В другом месте, под 5 августа того же года, у Храповицкого записано: "В продолжение разговора я напоминал государыне о смене Шуазеля перепискою с Вольтером, и что ныне по корреспонденции с Циммерманом сменили Герцберга. "И в п р я м ь т а к, - изволили сказать, - я и з а б ы л а".
Где же помнить всех, кого вы провели и вывели!
Седая борода постояла перед портретом, постояла, покачала задумчиво головой и снова присела к столу, где лежала большая старая книга с жесткими пожелтевшими листами. И опять та же невозмутимая могильная тишина и те же слабо доносящиеся извне отзвуки жизни, замирающий стук экипажей, замирающий в воздухе глухой звон далекого колокола.
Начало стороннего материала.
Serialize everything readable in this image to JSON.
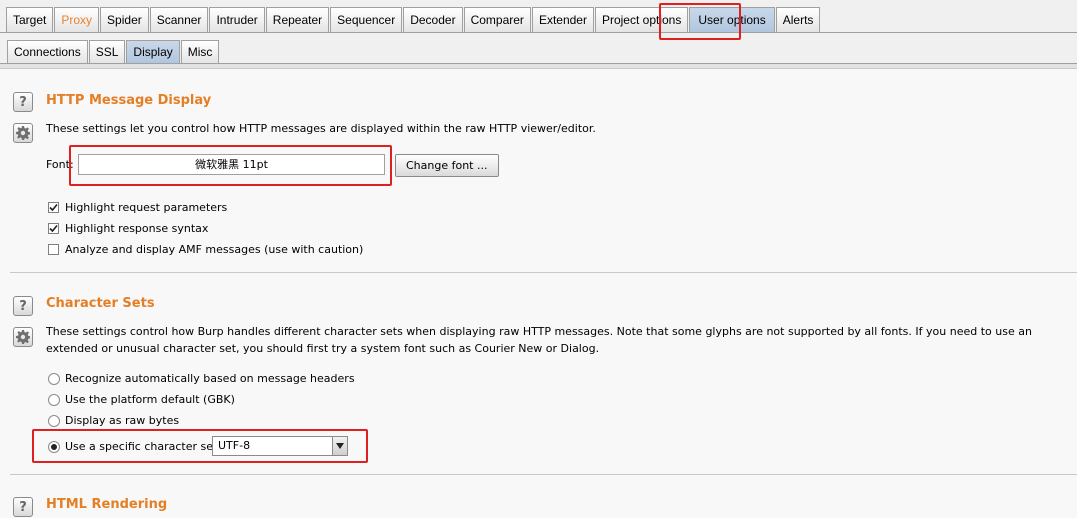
{
  "top_tabs": [
    {
      "label": "Target"
    },
    {
      "label": "Proxy",
      "accent": true
    },
    {
      "label": "Spider"
    },
    {
      "label": "Scanner"
    },
    {
      "label": "Intruder"
    },
    {
      "label": "Repeater"
    },
    {
      "label": "Sequencer"
    },
    {
      "label": "Decoder"
    },
    {
      "label": "Comparer"
    },
    {
      "label": "Extender"
    },
    {
      "label": "Project options"
    },
    {
      "label": "User options",
      "selected": true
    },
    {
      "label": "Alerts"
    }
  ],
  "sub_tabs": [
    {
      "label": "Connections"
    },
    {
      "label": "SSL"
    },
    {
      "label": "Display",
      "selected": true
    },
    {
      "label": "Misc"
    }
  ],
  "icons": {
    "help": "?",
    "settings": "gear-icon"
  },
  "colors": {
    "accent": "#e47f25",
    "highlight_box": "#e02020",
    "selected_tab": "#b9cce2"
  },
  "http_message_display": {
    "title": "HTTP Message Display",
    "description": "These settings let you control how HTTP messages are displayed within the raw HTTP viewer/editor.",
    "font_label": "Font:",
    "font_value": "微软雅黑 11pt",
    "change_font_button": "Change font ...",
    "options": [
      {
        "label": "Highlight request parameters",
        "checked": true
      },
      {
        "label": "Highlight response syntax",
        "checked": true
      },
      {
        "label": "Analyze and display AMF messages (use with caution)",
        "checked": false
      }
    ]
  },
  "character_sets": {
    "title": "Character Sets",
    "description": "These settings control how Burp handles different character sets when displaying raw HTTP messages. Note that some glyphs are not supported by all fonts. If you need to use an extended or unusual character set, you should first try a system font such as Courier New or Dialog.",
    "radio_options": [
      {
        "label": "Recognize automatically based on message headers",
        "selected": false
      },
      {
        "label": "Use the platform default (GBK)",
        "selected": false
      },
      {
        "label": "Display as raw bytes",
        "selected": false
      },
      {
        "label": "Use a specific character set:",
        "selected": true
      }
    ],
    "charset_value": "UTF-8"
  },
  "html_rendering": {
    "title": "HTML Rendering"
  }
}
Вечерний звон, вечерний звон!
Как много дум наводит он...
Далекою стариною, молодостью повеяло от этого стиха, словно от засохшего и полинялого лепестка розы в пожелтевшем от времени альбоме.
А эти книги на полках, массы книг, это же засохшие лепестки жизни, следы дум, страданий, счастья: это стоят на полках высушенные человеческие головы, сердца и остовы покойников.
Седая борода, отодвинув от себя книгу, откинулась на спинку кресла и задумалась. Ни над чем так хорошо не думается, как над умной книгой.
Но что это, как будто стукнуло там, в той половине залы, где сидит мраморный старик? Нет, это не так, это треснул на полке где-то пересохший переплет книги.
Стук повторился. Как будто скрипнула шашка паркета, другая: и паркет пересох, как кожаный переплет книги.